I believe that if you aren't extremely certain about what the future holds it may be best to work with a more flexible technology first and transition to a more structured setup once you have solved for your problems and identified intended future features. And if you are extremely certain about what the future holds you're either insanely good at your job or just insane.
I think the key is to do regular refactoring as you go -- it has to be an ingrained part of the process. It's really a management issue. Not every company/project has the foresight to budget for this, of course. If a team can't or won't regularly improve their infrastructure, then yes, a more structured approach would probably be better for anything that needs to last.
Of course there are other considerations. A more "planned" structure always makes sense if you're talking about systems or components that are life-critical or that deal with large flows of money. The "fast and loose" approach makes the most sense when you can tolerate occasional failures, but you have to have fast iterations to be quick-to-market with new features.
In my experience the likelihood of your scenario (increasing resistance to refactoring)

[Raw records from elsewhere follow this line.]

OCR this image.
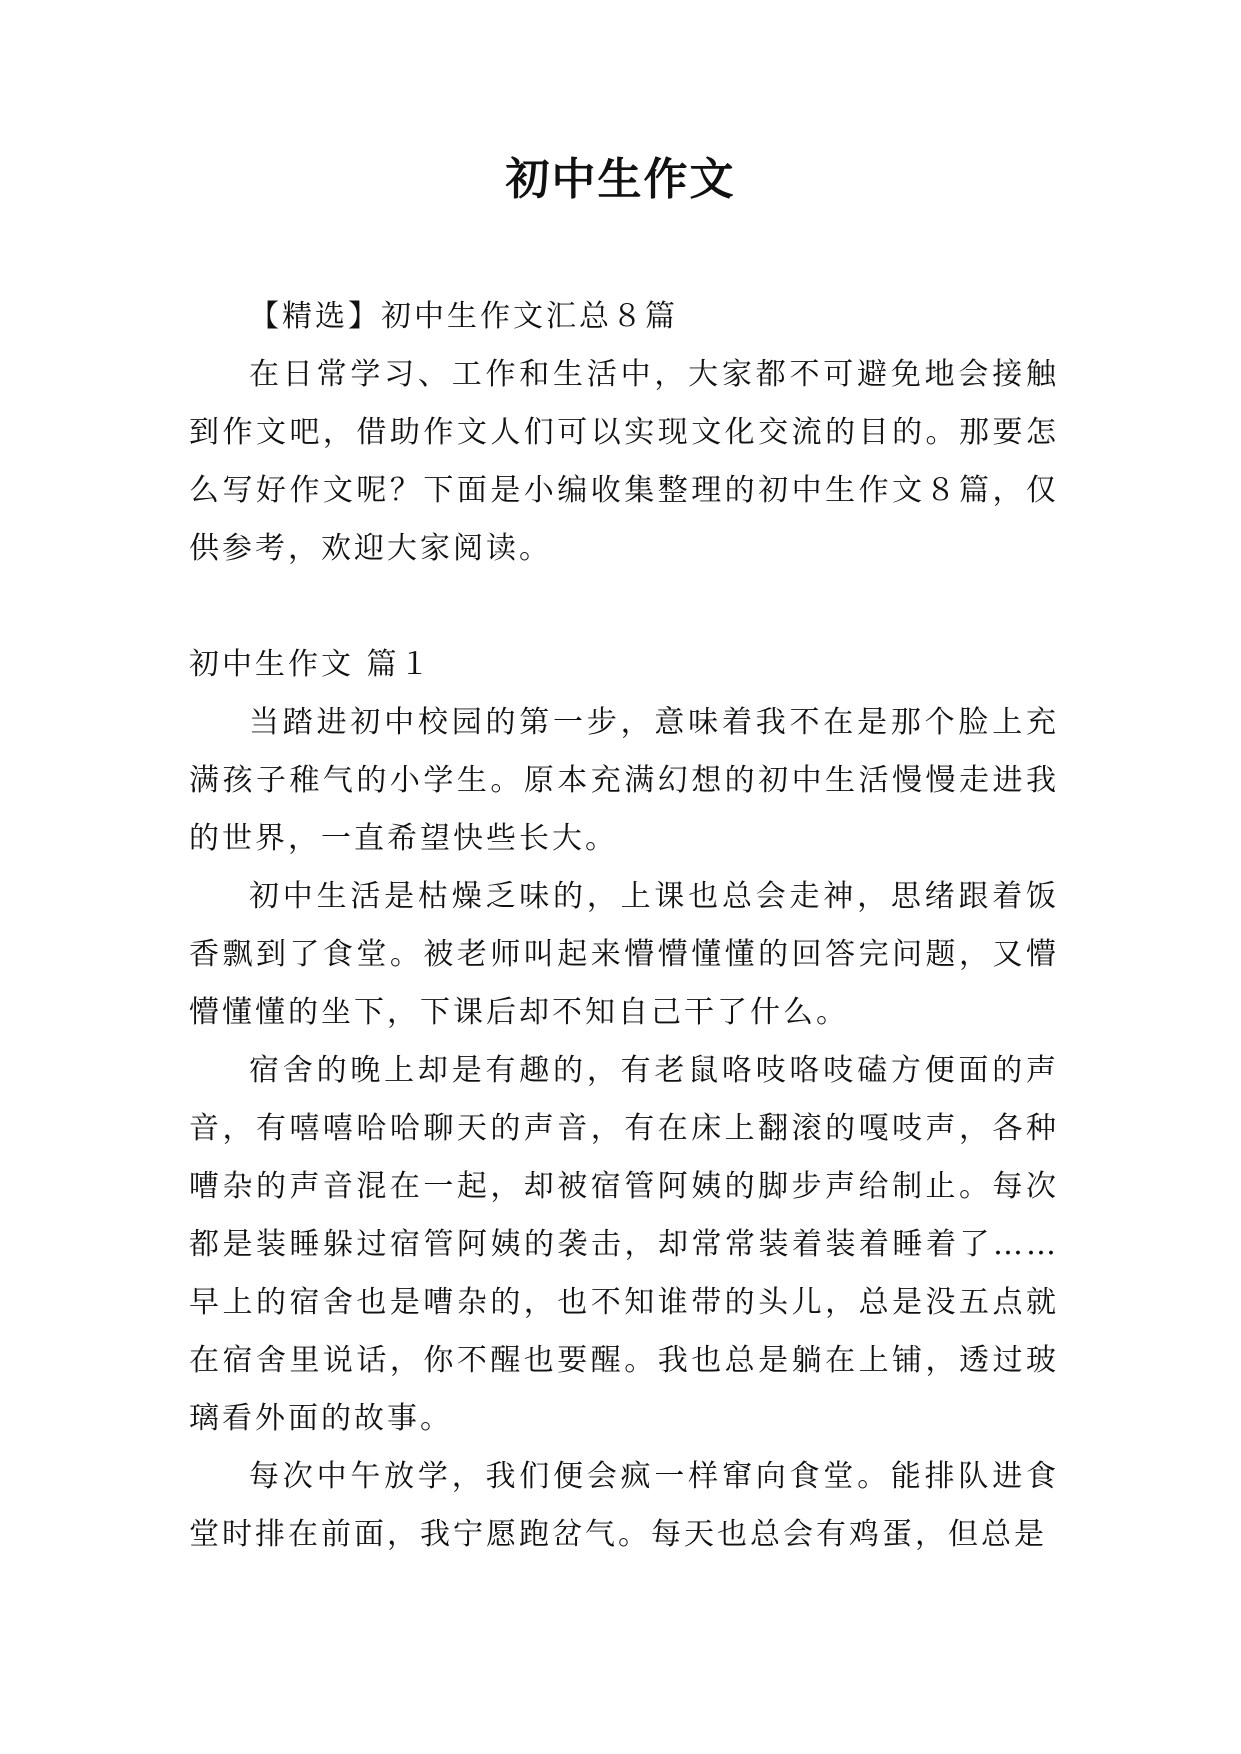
初中生作文

【精选】初中生作文汇总８篇

在日常学习、工作和生活中，大家都不可避免地会接触到作文吧，借助作文人们可以实现文化交流的目的。那要怎么写好作文呢？下面是小编收集整理的初中生作文８篇，仅供参考，欢迎大家阅读。

初中生作文 篇１

当踏进初中校园的第一步，意味着我不在是那个脸上充满孩子稚气的小学生。原本充满幻想的初中生活慢慢走进我的世界，一直希望快些长大。

初中生活是枯燥乏味的，上课也总会走神，思绪跟着饭香飘到了食堂。被老师叫起来懵懵懂懂的回答完问题，又懵懵懂懂的坐下，下课后却不知自己干了什么。

宿舍的晚上却是有趣的，有老鼠咯吱咯吱磕方便面的声音，有嘻嘻哈哈聊天的声音，有在床上翻滚的嘎吱声，各种嘈杂的声音混在一起，却被宿管阿姨的脚步声给制止。每次都是装睡躲过宿管阿姨的袭击，却常常装着装着睡着了……早上的宿舍也是嘈杂的，也不知谁带的头儿，总是没五点就在宿舍里说话，你不醒也要醒。我也总是躺在上铺，透过玻璃看外面的故事。

每次中午放学，我们便会疯一样窜向食堂。能排队进食堂时排在前面，我宁愿跑岔气。每天也总会有鸡蛋，但总是
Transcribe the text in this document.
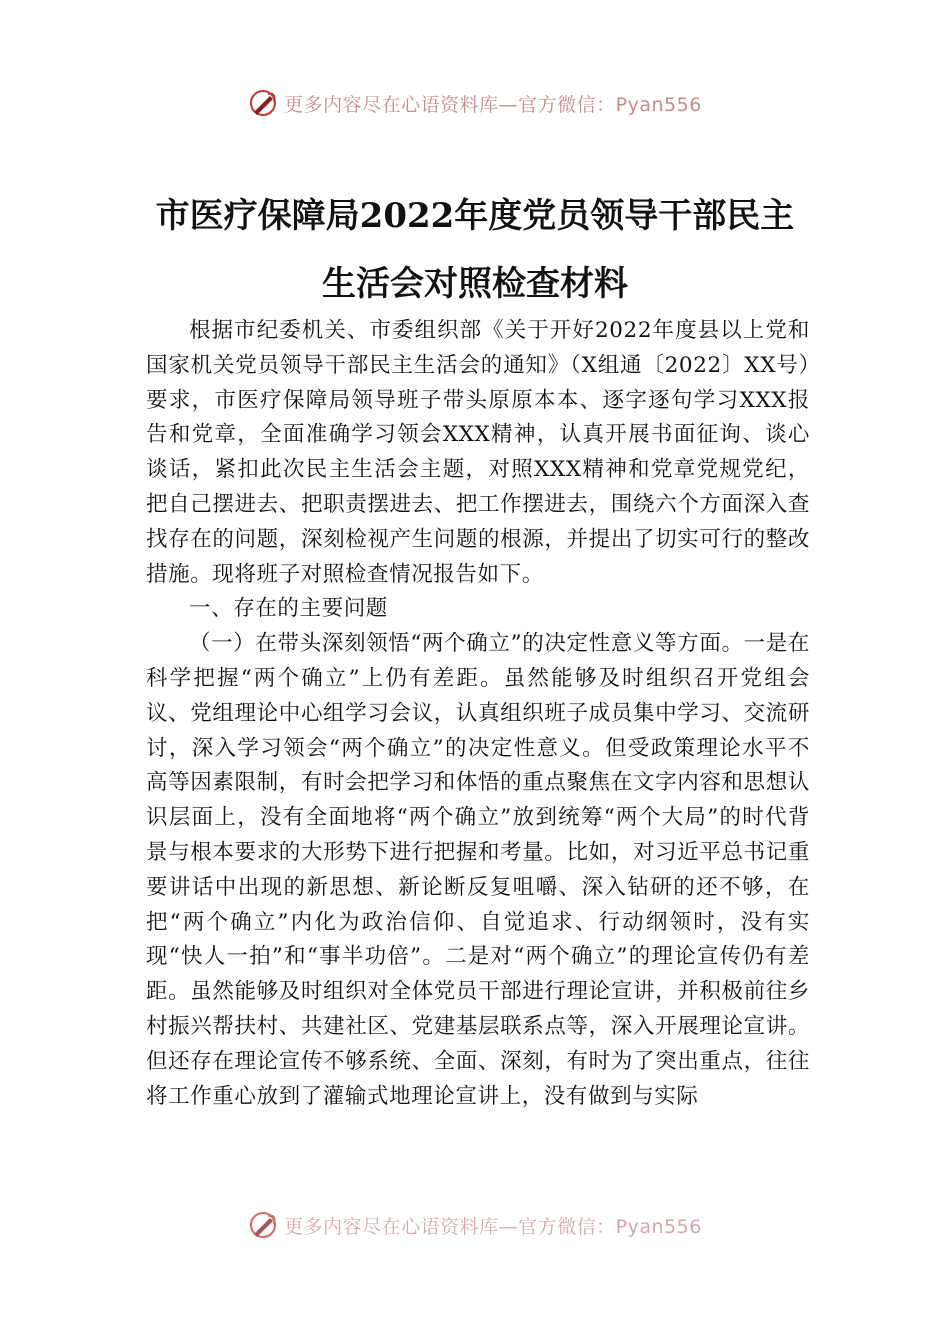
更多内容尽在心语资料库—官方微信：Pyan556
市医疗保障局2022年度党员领导干部民主
生活会对照检查材料

根据市纪委机关、市委组织部《关于开好2022年度县以上党和国家机关党员领导干部民主生活会的通知》（X组通〔2022〕XX号）要求，市医疗保障局领导班子带头原原本本、逐字逐句学习XXX报告和党章，全面准确学习领会XXX精神，认真开展书面征询、谈心谈话，紧扣此次民主生活会主题，对照XXX精神和党章党规党纪，把自己摆进去、把职责摆进去、把工作摆进去，围绕六个方面深入查找存在的问题，深刻检视产生问题的根源，并提出了切实可行的整改措施。现将班子对照检查情况报告如下。

一、存在的主要问题

（一）在带头深刻领悟“两个确立”的决定性意义等方面。一是在科学把握“两个确立”上仍有差距。虽然能够及时组织召开党组会议、党组理论中心组学习会议，认真组织班子成员集中学习、交流研讨，深入学习领会“两个确立”的决定性意义。但受政策理论水平不高等因素限制，有时会把学习和体悟的重点聚焦在文字内容和思想认识层面上，没有全面地将“两个确立”放到统筹“两个大局”的时代背景与根本要求的大形势下进行把握和考量。比如，对习近平总书记重要讲话中出现的新思想、新论断反复咀嚼、深入钻研的还不够，在把“两个确立”内化为政治信仰、自觉追求、行动纲领时，没有实现“快人一拍”和“事半功倍”。二是对“两个确立”的理论宣传仍有差距。虽然能够及时组织对全体党员干部进行理论宣讲，并积极前往乡村振兴帮扶村、共建社区、党建基层联系点等，深入开展理论宣讲。但还存在理论宣传不够系统、全面、深刻，有时为了突出重点，往往将工作重心放到了灌输式地理论宣讲上，没有做到与实际

更多内容尽在心语资料库—官方微信：Pyan556
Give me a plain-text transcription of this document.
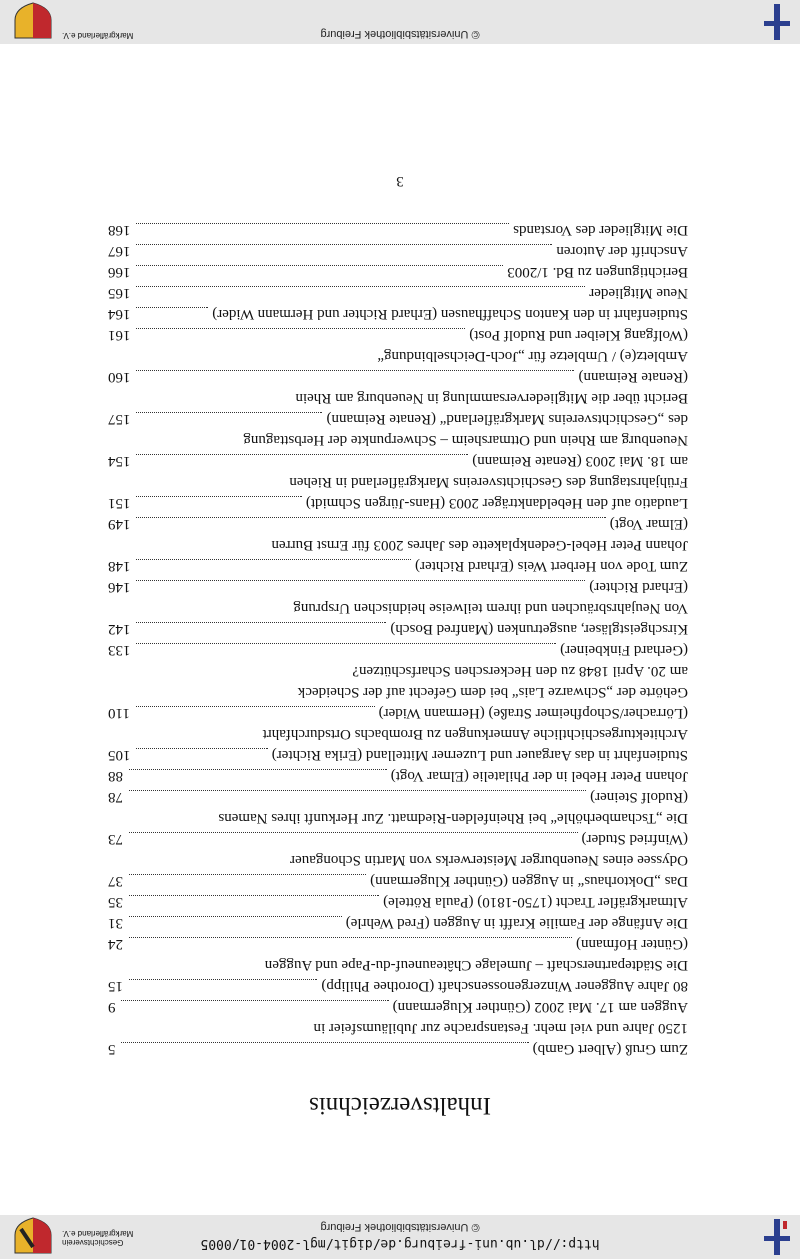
http://dl.ub.uni-freiburg.de/digit/mgl-2004-01/0005
© Universitätsbibliothek Freiburg
Geschichtsverein
Markgräflerland e.V.
Inhaltsverzeichnis
Zum Gruß (Albert Gamb)
5
1250 Jahre und viel mehr. Festansprache zur Jubiläumsfeier in
Auggen am 17. Mai 2002 (Günther Klugermann)
9
80 Jahre Auggener Winzergenossenschaft (Dorothee Philipp)
15
Die Städtepartnerschaft – Jumelage Châteauneuf-du-Pape und Auggen
(Günter Hofmann)
24
Die Anfänge der Familie Krafft in Auggen (Fred Wehrle)
31
Altmarkgräfler Tracht (1750-1810) (Paula Röttele)
35
Das „Doktorhaus“ in Auggen (Günther Klugermann)
37
Odyssee eines Neuenburger Meisterwerks von Martin Schongauer
(Winfried Studer)
73
Die „Tschamberhöhle“ bei Rheinfelden-Riedmatt. Zur Herkunft ihres Namens
(Rudolf Steiner)
78
Johann Peter Hebel in der Philatelie (Elmar Vogt)
88
Studienfahrt in das Aargauer und Luzerner Mittelland (Erika Richter)
105
Architekturgeschichtliche Anmerkungen zu Brombachs Ortsdurchfahrt
(Lörracher/Schopfheimer Straße) (Hermann Wider)
110
Gehörte der „Schwarze Lais“ bei dem Gefecht auf der Scheideck
am 20. April 1848 zu den Heckerschen Scharfschützen?
(Gerhard Finkbeiner)
133
Kirschgeistgläser, ausgetrunken (Manfred Bosch)
142
Von Neujahrsbräuchen und ihrem teilweise heidnischen Ursprung
(Erhard Richter)
146
Zum Tode von Herbert Weis (Erhard Richter)
148
Johann Peter Hebel-Gedenkplakette des Jahres 2003 für Ernst Burren
(Elmar Vogt)
149
Laudatio auf den Hebeldankträger 2003 (Hans-Jürgen Schmidt)
151
Frühjahrstagung des Geschichtsvereins Markgräflerland in Riehen
am 18. Mai 2003 (Renate Reimann)
154
Neuenburg am Rhein und Ottmarsheim – Schwerpunkte der Herbsttagung
des „Geschichtsvereins Markgräflerland“ (Renate Reimann)
157
Bericht über die Mitgliederversammlung in Neuenburg am Rhein
(Renate Reimann)
160
Ambletz(e) / Umbletze für „Joch-Deichselbindung“
(Wolfgang Kleiber und Rudolf Post)
161
Studienfahrt in den Kanton Schaffhausen (Erhard Richter und Hermann Wider)
164
Neue Mitglieder
165
Berichtigungen zu Bd. 1/2003
166
Anschrift der Autoren
167
Die Mitglieder des Vorstands
168
3
© Universitätsbibliothek Freiburg
Markgräflerland e.V.
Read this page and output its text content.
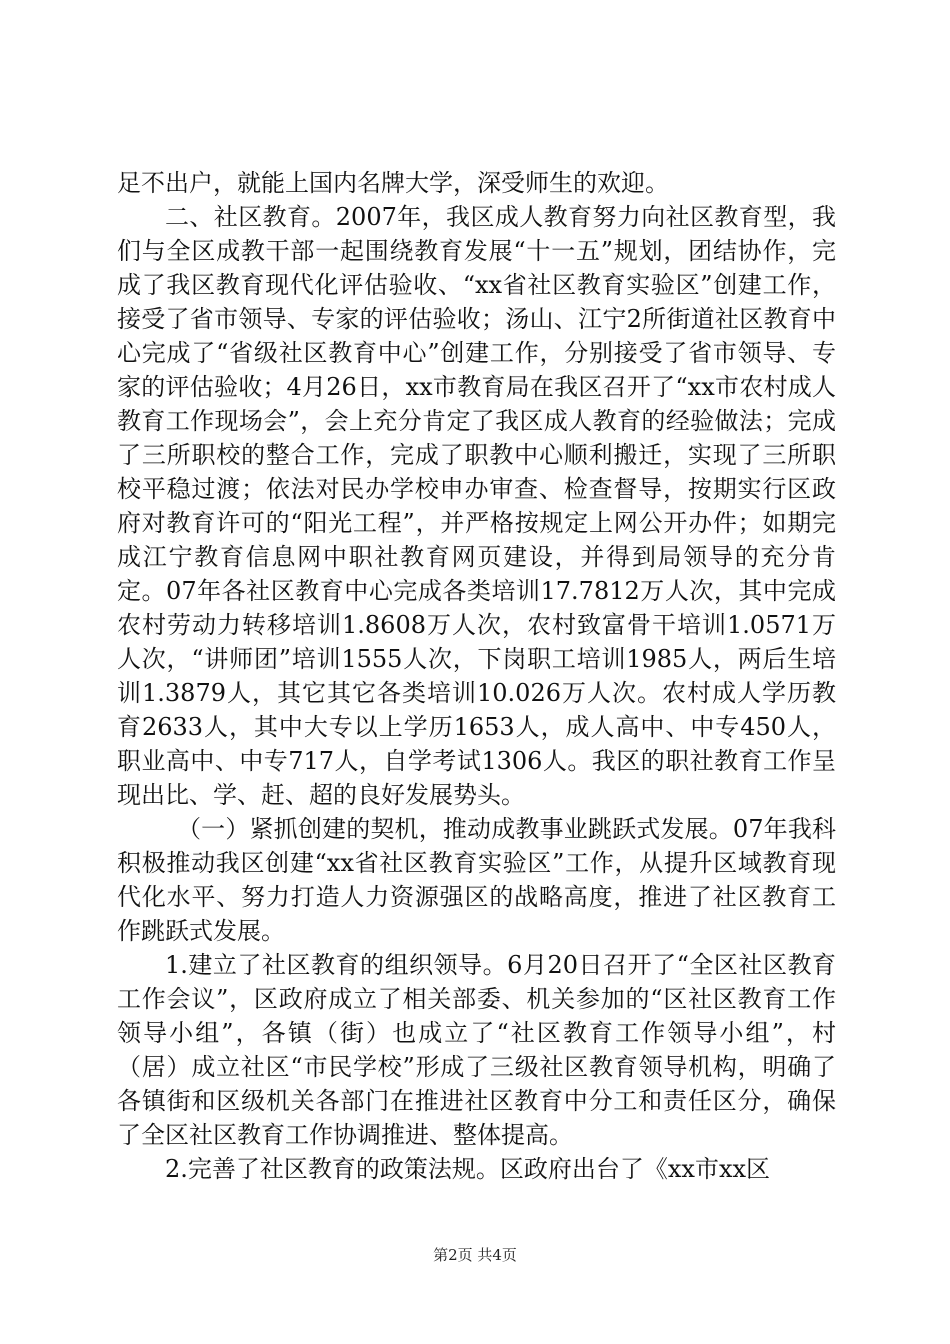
足不出户，就能上国内名牌大学，深受师生的欢迎。

二、社区教育。2007年，我区成人教育努力向社区教育型，我们与全区成教干部一起围绕教育发展“十一五”规划，团结协作，完成了我区教育现代化评估验收、“xx省社区教育实验区”创建工作，接受了省市领导、专家的评估验收；汤山、江宁2所街道社区教育中心完成了“省级社区教育中心”创建工作，分别接受了省市领导、专家的评估验收；4月26日，xx市教育局在我区召开了“xx市农村成人教育工作现场会”，会上充分肯定了我区成人教育的经验做法；完成了三所职校的整合工作，完成了职教中心顺利搬迁，实现了三所职校平稳过渡；依法对民办学校申办审查、检查督导，按期实行区政府对教育许可的“阳光工程”，并严格按规定上网公开办件；如期完成江宁教育信息网中职社教育网页建设，并得到局领导的充分肯定。07年各社区教育中心完成各类培训17.7812万人次，其中完成农村劳动力转移培训1.8608万人次，农村致富骨干培训1.0571万人次，“讲师团”培训1555人次，下岗职工培训1985人，两后生培训1.3879人，其它其它各类培训10.026万人次。农村成人学历教育2633人，其中大专以上学历1653人，成人高中、中专450人，职业高中、中专717人，自学考试1306人。我区的职社教育工作呈现出比、学、赶、超的良好发展势头。

（一）紧抓创建的契机，推动成教事业跳跃式发展。07年我科积极推动我区创建“xx省社区教育实验区”工作，从提升区域教育现代化水平、努力打造人力资源强区的战略高度，推进了社区教育工作跳跃式发展。

1.建立了社区教育的组织领导。6月20日召开了“全区社区教育工作会议”，区政府成立了相关部委、机关参加的“区社区教育工作领导小组”，各镇（街）也成立了“社区教育工作领导小组”，村（居）成立社区“市民学校”形成了三级社区教育领导机构，明确了各镇街和区级机关各部门在推进社区教育中分工和责任区分，确保了全区社区教育工作协调推进、整体提高。

2.完善了社区教育的政策法规。区政府出台了《xx市xx区

第2页 共4页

is almost always indirectly proportional to the amount and quality of refactoring tools available.
500KLOC JVM/.NET application? No big deal.
50KLOC JS/HTML-based SPA? Pfooooh. That could take a while...do we really need to?
How often does that really happen though? Once you've amassed enough technical/data debt, resistance to refactoring increases until it never happens at all. Having well defined, coherent data models and schemas from the start will pay off in the long run. Applications begin and end with data, so why half-ass this from the get go?